Appeals Court Backs Bush on Wiretaps


Pete Yost (ap@telecom-digest.org)
Sat, 10 Jun 2006 16:26:02 -0500

By PETE YOST, Associated Press Writer

A federal appeals court sided with the Bush administration Friday on
an electronic surveillance issue, making it easier to tap into
Internet phone calls and broadband transmissions.

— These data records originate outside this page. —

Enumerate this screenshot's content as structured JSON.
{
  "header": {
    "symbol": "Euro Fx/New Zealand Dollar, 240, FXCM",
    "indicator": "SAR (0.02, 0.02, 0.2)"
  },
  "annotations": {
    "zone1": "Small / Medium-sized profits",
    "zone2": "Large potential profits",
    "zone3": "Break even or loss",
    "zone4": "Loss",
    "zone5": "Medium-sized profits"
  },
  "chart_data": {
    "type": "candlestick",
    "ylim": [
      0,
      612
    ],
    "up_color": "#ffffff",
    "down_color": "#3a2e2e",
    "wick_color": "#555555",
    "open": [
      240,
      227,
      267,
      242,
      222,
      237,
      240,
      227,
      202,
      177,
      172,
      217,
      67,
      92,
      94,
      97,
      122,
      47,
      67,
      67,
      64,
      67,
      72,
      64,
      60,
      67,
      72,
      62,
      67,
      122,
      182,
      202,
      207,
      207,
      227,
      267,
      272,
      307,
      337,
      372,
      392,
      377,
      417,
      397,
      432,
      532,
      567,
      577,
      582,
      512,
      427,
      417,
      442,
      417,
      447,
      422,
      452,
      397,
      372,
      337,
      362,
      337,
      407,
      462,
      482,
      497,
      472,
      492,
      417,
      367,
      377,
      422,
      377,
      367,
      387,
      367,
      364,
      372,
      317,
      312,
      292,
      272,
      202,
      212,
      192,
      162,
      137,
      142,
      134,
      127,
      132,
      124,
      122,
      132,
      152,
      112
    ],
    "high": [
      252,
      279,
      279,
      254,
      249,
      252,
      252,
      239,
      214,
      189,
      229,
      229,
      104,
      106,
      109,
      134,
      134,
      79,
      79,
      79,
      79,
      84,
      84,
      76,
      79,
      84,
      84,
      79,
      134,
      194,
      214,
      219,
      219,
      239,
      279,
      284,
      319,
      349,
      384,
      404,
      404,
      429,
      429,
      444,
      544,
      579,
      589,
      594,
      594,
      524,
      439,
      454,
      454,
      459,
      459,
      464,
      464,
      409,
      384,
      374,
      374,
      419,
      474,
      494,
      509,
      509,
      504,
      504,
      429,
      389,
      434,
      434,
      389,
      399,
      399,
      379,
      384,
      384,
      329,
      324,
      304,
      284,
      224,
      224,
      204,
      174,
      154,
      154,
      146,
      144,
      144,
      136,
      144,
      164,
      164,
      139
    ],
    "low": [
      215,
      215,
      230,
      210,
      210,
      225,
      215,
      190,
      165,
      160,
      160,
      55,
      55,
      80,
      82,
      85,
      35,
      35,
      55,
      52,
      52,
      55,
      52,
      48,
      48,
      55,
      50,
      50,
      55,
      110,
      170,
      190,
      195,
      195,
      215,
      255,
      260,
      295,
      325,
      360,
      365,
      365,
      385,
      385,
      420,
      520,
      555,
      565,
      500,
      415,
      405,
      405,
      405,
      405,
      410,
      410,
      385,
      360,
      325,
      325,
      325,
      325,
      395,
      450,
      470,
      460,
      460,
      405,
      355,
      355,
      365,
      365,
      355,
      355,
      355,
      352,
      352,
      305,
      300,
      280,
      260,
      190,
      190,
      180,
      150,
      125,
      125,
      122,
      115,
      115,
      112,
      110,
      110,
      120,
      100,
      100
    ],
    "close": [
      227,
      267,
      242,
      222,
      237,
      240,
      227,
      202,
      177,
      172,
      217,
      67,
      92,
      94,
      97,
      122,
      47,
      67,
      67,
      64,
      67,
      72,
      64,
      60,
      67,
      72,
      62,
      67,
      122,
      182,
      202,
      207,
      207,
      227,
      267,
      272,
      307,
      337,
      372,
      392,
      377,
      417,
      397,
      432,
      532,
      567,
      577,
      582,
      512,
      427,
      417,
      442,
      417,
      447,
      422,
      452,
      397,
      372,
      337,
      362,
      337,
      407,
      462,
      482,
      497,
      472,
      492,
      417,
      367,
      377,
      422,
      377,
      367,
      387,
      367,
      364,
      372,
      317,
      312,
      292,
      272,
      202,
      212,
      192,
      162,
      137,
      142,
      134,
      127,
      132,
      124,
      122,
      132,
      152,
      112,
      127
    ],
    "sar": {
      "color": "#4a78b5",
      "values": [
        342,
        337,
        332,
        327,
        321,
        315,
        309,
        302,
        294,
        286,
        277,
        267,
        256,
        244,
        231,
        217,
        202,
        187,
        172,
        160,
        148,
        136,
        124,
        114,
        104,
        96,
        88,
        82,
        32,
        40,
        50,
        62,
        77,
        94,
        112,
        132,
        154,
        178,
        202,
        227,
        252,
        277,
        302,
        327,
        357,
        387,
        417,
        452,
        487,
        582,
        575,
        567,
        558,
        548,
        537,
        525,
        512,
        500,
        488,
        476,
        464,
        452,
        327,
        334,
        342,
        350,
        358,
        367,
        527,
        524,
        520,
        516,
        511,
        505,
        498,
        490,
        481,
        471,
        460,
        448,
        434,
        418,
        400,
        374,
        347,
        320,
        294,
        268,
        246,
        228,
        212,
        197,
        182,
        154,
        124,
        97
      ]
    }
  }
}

The court ruled 2-1 in favor of the Federal Communications Commission,
which says equipment using the new technologies must be able to
accommodate police wiretaps under the 1994 Communications Assistance
for Law Enforcement Act, known as CALEA.

Judge David Sentelle called the agency's reading of the law a
reasonable interpretation. In dissent, Judge Harry Edwards said the
FCC gutted an exemption for information services that he said covered
the Internet and broadband.

The FCC "apparently forgot to read the words of the statute," Edwards
wrote.

FCC chairman Kevin Martin said the decision ensures that law
enforcement's ability to conduct court-ordered electronic surveillance
will keep pace with new technology.

Democratic Sen. Patrick Leahy of Vermont, primary sponsor of CALEA,
called the court's decision contrary to congressional intent, saying
it stretches a law written for "the telephone system of 1994 to cover
the Internet of 2006."

Education groups challenged the FCC rule because they said the
requirements would impose burdensome new costs on private university
networks. They argued that broadband Internet access is an information
service beyond the reach of CALEA.

The American Council on Education said it was encouraged by part of
the court's ruling that the law does not apply to private networks,
which include many research institutions and corporations.

But more broadly, "we believe we had established a strong legal case
that CALEA did not apply to providers of facilities-based Internet
access or voice-over-IP," the education council said.

Challengers to the FCC rule focused on a Supreme Court case upholding
the FCC's classification of broadband as an integrated information
service under the Telecommunications Act of 1996. Therefore, the
education groups said, broadband providers must fall within the
exemption for information services in CALEA.

But the appeals court said CALEA and the Telecom act are different
laws and that the Supreme Court did not find that broadband Internet
access was exclusively an information service.

The two laws reflect different objectives and the commission made a
reasonable policy choice, wrote Sentelle, an appointee of President
Reagan.

Jim Dempsey, policy director of the Center for Democracy & Technology,
a private group, said the decision "threatens the privacy rights of
innocent Americans as well as the ability of technology companies to
innovate freely."

Judge Janice Rogers Brown, who sided with Sentelle, is an appointee of
President George W. Bush. Edwards was appointed by President Carter.